The first half of this new novel about a sad but still-pretty-hip middle-aged New Yorker who falls in love with a young Irish rocker (or her songs?) was so damn good I had to force myself to slow down to savor it. Phillips' descriptions of popular music, and "the longing for longing" it inspires, is a revelation. His sentences are wise and stylish, his characters (save for one or two) richly drawn. Perhaps inevitably, the falling action is a relative let-down--despite the author's obvious talent, he can't sustain the bursting energy through to the end. Nevertheless, a work of great promise that I'll happily recommend to all music fanboys/girls.
This thoroughly brilliant book of essays probably deserves 5 stars; my only quibble is that as a collection it asks a lot of the reader. DFW's metafictional take is effective and charming, with footnotes and annotations that are at least as entertaining as the more traditional text they complement. But since this is a series of essays, the PoMo approach can start to feel like too much of a good thing. Still, the subjects are varied and wonderful--among other adventures, the author spends time at the Adult Video Awards, on John McCain's 2000 Straight Talk Express bus, and visiting a late-night radio shock-jock--and the observations surprising, illuminating and witty.
Smooth noir detective fiction exploring anti-immigrant feelings in Sweden, this is the first of Henning Mankell's Kurt Wallander novels from the series that would later inspire the BBC series Wallander.

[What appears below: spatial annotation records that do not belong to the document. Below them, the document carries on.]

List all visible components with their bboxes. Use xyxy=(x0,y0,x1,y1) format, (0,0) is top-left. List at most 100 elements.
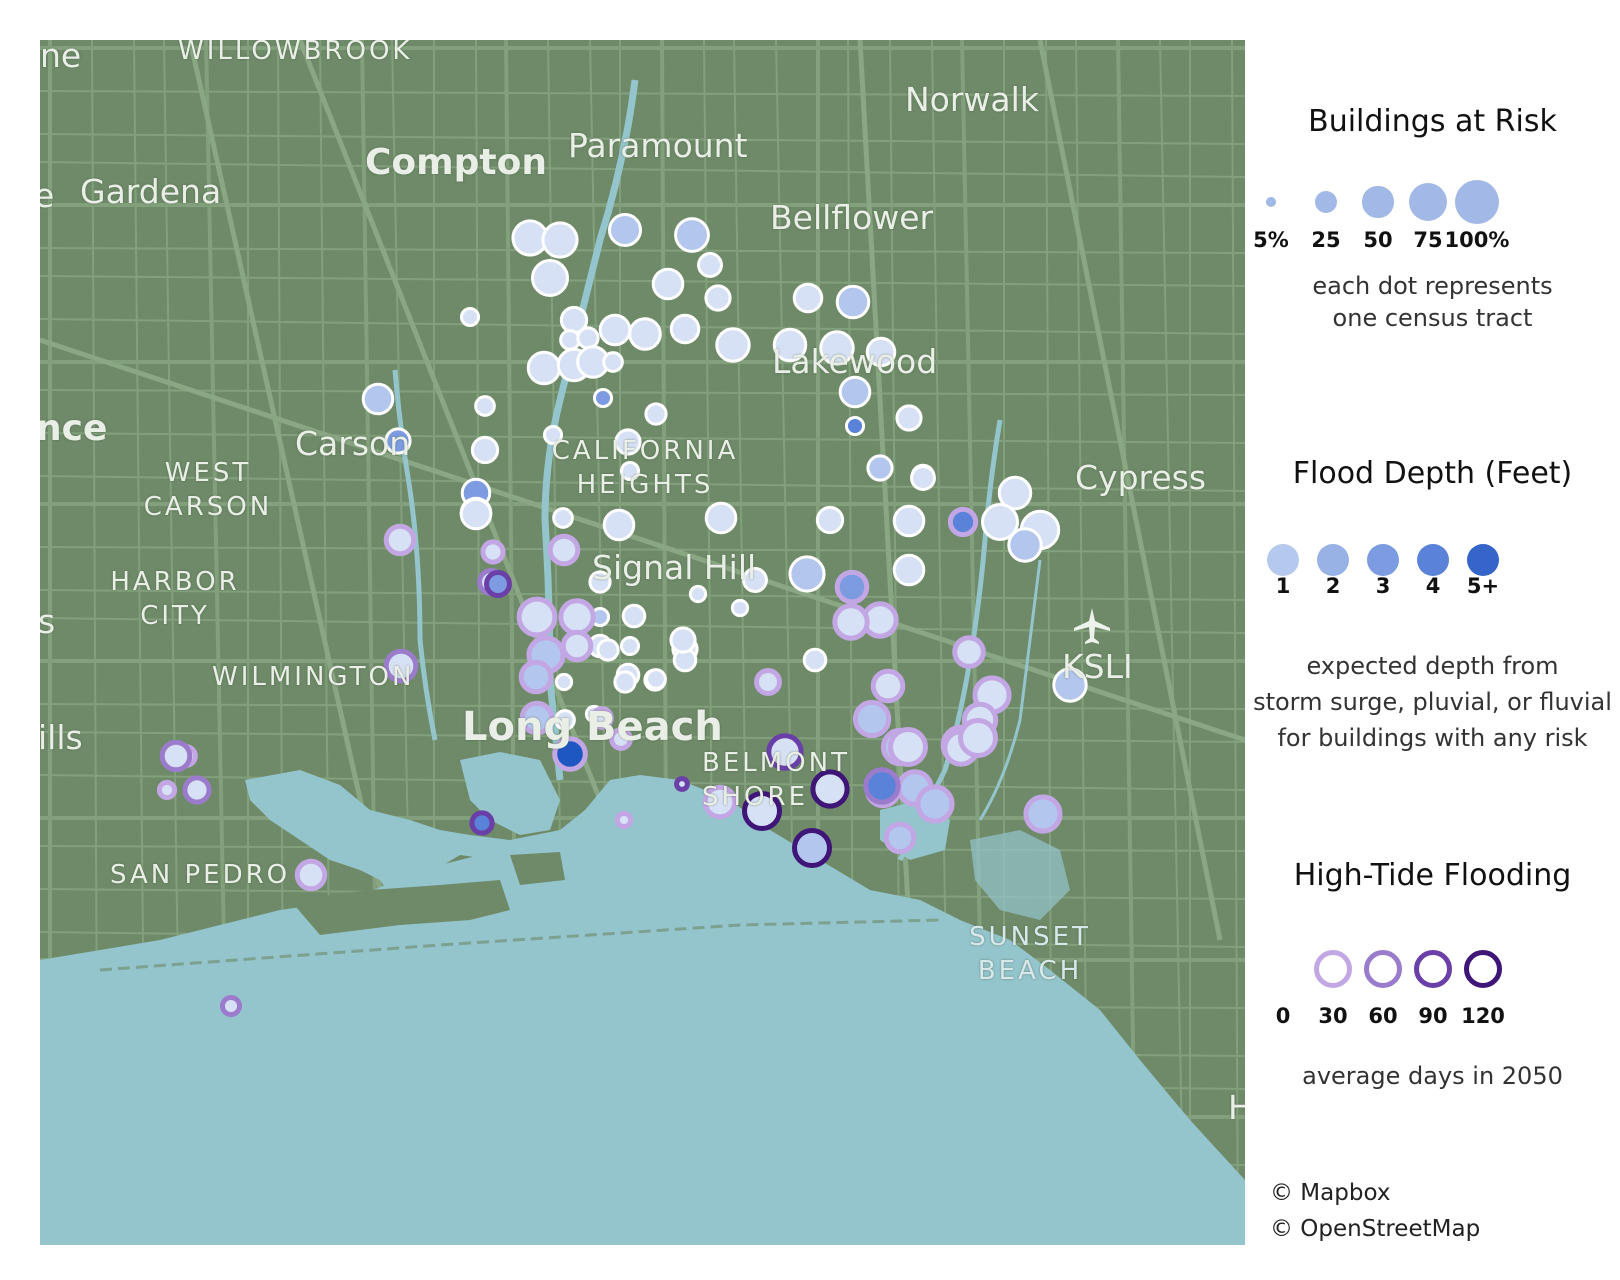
census-tract-dot[interactable] xyxy=(619,460,641,482)
census-tract-dot[interactable] xyxy=(602,508,636,542)
census-tract-dot[interactable] xyxy=(645,668,667,690)
census-tract-dot[interactable] xyxy=(742,567,768,593)
census-tract-dot[interactable] xyxy=(590,706,614,730)
census-tract-dot[interactable] xyxy=(361,382,395,416)
census-tract-dot[interactable] xyxy=(715,327,751,363)
census-tract-dot[interactable] xyxy=(832,603,870,641)
census-tract-dot[interactable] xyxy=(772,327,808,363)
census-tract-dot[interactable] xyxy=(470,435,500,465)
census-tract-dot[interactable] xyxy=(619,635,641,657)
census-tract-dot[interactable] xyxy=(384,427,412,455)
census-tract-dot[interactable] xyxy=(742,791,782,831)
census-tract-dot[interactable] xyxy=(609,727,633,751)
census-tract-dot[interactable] xyxy=(547,533,581,567)
flood-risk-map[interactable]: WILLOWBROOK Norwalk Paramount Compton Ga… xyxy=(40,40,1245,1245)
census-tract-dot[interactable] xyxy=(669,313,701,345)
census-tract-dot[interactable] xyxy=(651,267,685,301)
census-tract-dot[interactable] xyxy=(947,506,979,538)
census-tract-dot[interactable] xyxy=(730,598,750,618)
census-tract-dot[interactable] xyxy=(1052,667,1088,703)
census-tract-dot[interactable] xyxy=(892,553,926,587)
census-tract-dot[interactable] xyxy=(519,700,555,736)
census-tract-dot[interactable] xyxy=(704,284,732,312)
census-tract-dot[interactable] xyxy=(516,596,558,638)
census-tract-dot[interactable] xyxy=(766,733,804,771)
census-tract-dot[interactable] xyxy=(863,767,901,805)
census-tract-dot[interactable] xyxy=(895,404,923,432)
census-tract-dot[interactable] xyxy=(614,810,634,830)
census-tract-dot[interactable] xyxy=(704,501,738,535)
census-tract-dot[interactable] xyxy=(819,330,855,366)
census-tract-dot[interactable] xyxy=(459,497,493,531)
census-tract-dot[interactable] xyxy=(602,351,624,373)
census-tract-dot[interactable] xyxy=(613,670,637,694)
census-tract-dot[interactable] xyxy=(844,415,866,437)
census-tract-dot[interactable] xyxy=(697,252,723,278)
census-tract-dot[interactable] xyxy=(838,375,872,409)
census-tract-dot[interactable] xyxy=(915,784,955,824)
census-tract-dot[interactable] xyxy=(219,994,243,1018)
census-tract-dot[interactable] xyxy=(542,424,564,446)
census-tract-dot[interactable] xyxy=(834,569,870,605)
mapbox-credit[interactable]: © Mapbox xyxy=(1270,1180,1391,1206)
census-tract-dot[interactable] xyxy=(480,539,506,565)
census-tract-dot[interactable] xyxy=(558,598,596,636)
census-tract-dot[interactable] xyxy=(852,699,892,739)
census-tract-dot[interactable] xyxy=(592,387,614,409)
census-tract-dot[interactable] xyxy=(598,313,632,347)
census-tract-dot[interactable] xyxy=(474,395,496,417)
census-tract-dot[interactable] xyxy=(469,810,495,836)
census-tract-dot[interactable] xyxy=(484,570,512,598)
census-tract-dot[interactable] xyxy=(607,212,643,248)
census-tract-dot[interactable] xyxy=(952,635,986,669)
census-tract-dot[interactable] xyxy=(997,475,1033,511)
census-tract-dot[interactable] xyxy=(644,402,668,426)
census-tract-dot[interactable] xyxy=(870,668,906,704)
census-tract-dot[interactable] xyxy=(674,776,690,792)
census-tract-dot[interactable] xyxy=(754,668,782,696)
census-tract-dot[interactable] xyxy=(628,317,662,351)
census-tract-dot[interactable] xyxy=(576,326,600,350)
census-tract-dot[interactable] xyxy=(294,858,328,892)
census-tract-dot[interactable] xyxy=(835,284,871,320)
census-tract-dot[interactable] xyxy=(560,629,594,663)
census-tract-dot[interactable] xyxy=(788,555,826,593)
census-tract-dot[interactable] xyxy=(531,259,569,297)
census-tract-dot[interactable] xyxy=(669,626,697,654)
census-tract-dot[interactable] xyxy=(688,584,708,604)
census-tract-dot[interactable] xyxy=(888,727,928,767)
census-tract-dot[interactable] xyxy=(802,647,828,673)
census-tract-dot[interactable] xyxy=(958,718,998,758)
census-tract-dot[interactable] xyxy=(588,570,612,594)
census-tract-dot[interactable] xyxy=(156,779,178,801)
census-tract-dot[interactable] xyxy=(559,329,581,351)
census-tract-dot[interactable] xyxy=(182,775,212,805)
census-tract-dot[interactable] xyxy=(981,503,1019,541)
census-tract-dot[interactable] xyxy=(910,465,936,491)
census-tract-dot[interactable] xyxy=(702,784,738,820)
osm-credit[interactable]: © OpenStreetMap xyxy=(1270,1216,1481,1242)
census-tract-dot[interactable] xyxy=(621,603,647,629)
census-tract-dot[interactable] xyxy=(552,736,588,772)
census-tract-dot[interactable] xyxy=(815,505,845,535)
census-tract-dot[interactable] xyxy=(792,282,824,314)
census-tract-dot[interactable] xyxy=(383,648,419,684)
census-tract-dot[interactable] xyxy=(892,504,926,538)
census-tract-dot[interactable] xyxy=(1023,794,1063,834)
census-tract-dot[interactable] xyxy=(1007,527,1043,563)
census-tract-dot[interactable] xyxy=(552,507,574,529)
census-tract-dot[interactable] xyxy=(596,638,620,662)
census-tract-dot[interactable] xyxy=(459,306,481,328)
census-tract-dot[interactable] xyxy=(865,336,897,368)
census-tract-dot[interactable] xyxy=(554,672,574,692)
census-tract-dot[interactable] xyxy=(541,221,579,259)
census-tract-dot[interactable] xyxy=(554,709,576,731)
census-tract-dot[interactable] xyxy=(526,350,562,386)
census-tract-dot[interactable] xyxy=(383,523,417,557)
census-tract-dot[interactable] xyxy=(792,828,832,868)
census-tract-dot[interactable] xyxy=(518,659,554,695)
census-tract-dot[interactable] xyxy=(674,217,710,253)
census-tract-dot[interactable] xyxy=(883,821,917,855)
census-tract-dot[interactable] xyxy=(614,428,642,456)
census-tract-dot[interactable] xyxy=(159,739,193,773)
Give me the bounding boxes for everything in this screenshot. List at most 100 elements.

The opera-loving detective is an appealing underdog, bad at just about every part of his life except his job: he's gloomy, drinks too much, weighs too much, has troubled family relationships, dreads the Swedish winter, and frets over his country falling apart. Ultimately, though, his courage and unwavering insistence on justice make him worthy of our care and attention. Though the novel's moments of high drama are limited, Faceless Killers is a likeable, realistic, understated police procedural.
Deliverance is dripping with so much manliness that it would easy to parody, but the novel still works, thanks to Dickey's sentence-craft and finely drawn narrator and protagonist, Ed. To summarize, four suburban Atlanta friends go for a canoe trip on a wild river in north Georgia, and murder, mayhem, and masculine self-discovery ensue. Though Dickey's poetic instincts sometimes lead him to go on for pages about the beauty of the woods, there is plenty of adventure to reward the patient reader. In its portrayal of Ed's ennui, the disappearing Georgia wilderness, and the encroachment of mass consumer culture, the novel anticipates keenly some of the spiritual challenges of contemporary America.
Highly engaging historical fiction focusing on the surprising volatility, and fragility, of 1919 America, The Given Day follows the converging paths of charismatic-Boston-cop Danny, plucky-black-man-on-the-lam Luther, and various historical personages from Babe Ruth to Calvin Coolidge. Though Lehane writes well, he is occasionally unsubtle; his scenes become florid at times, particularly towards the end of the novel. I'm too much of a snob to consider this book literature, but it is a fun and eye-opening read that manages the difficult feat of not seeming too long at 700 pages.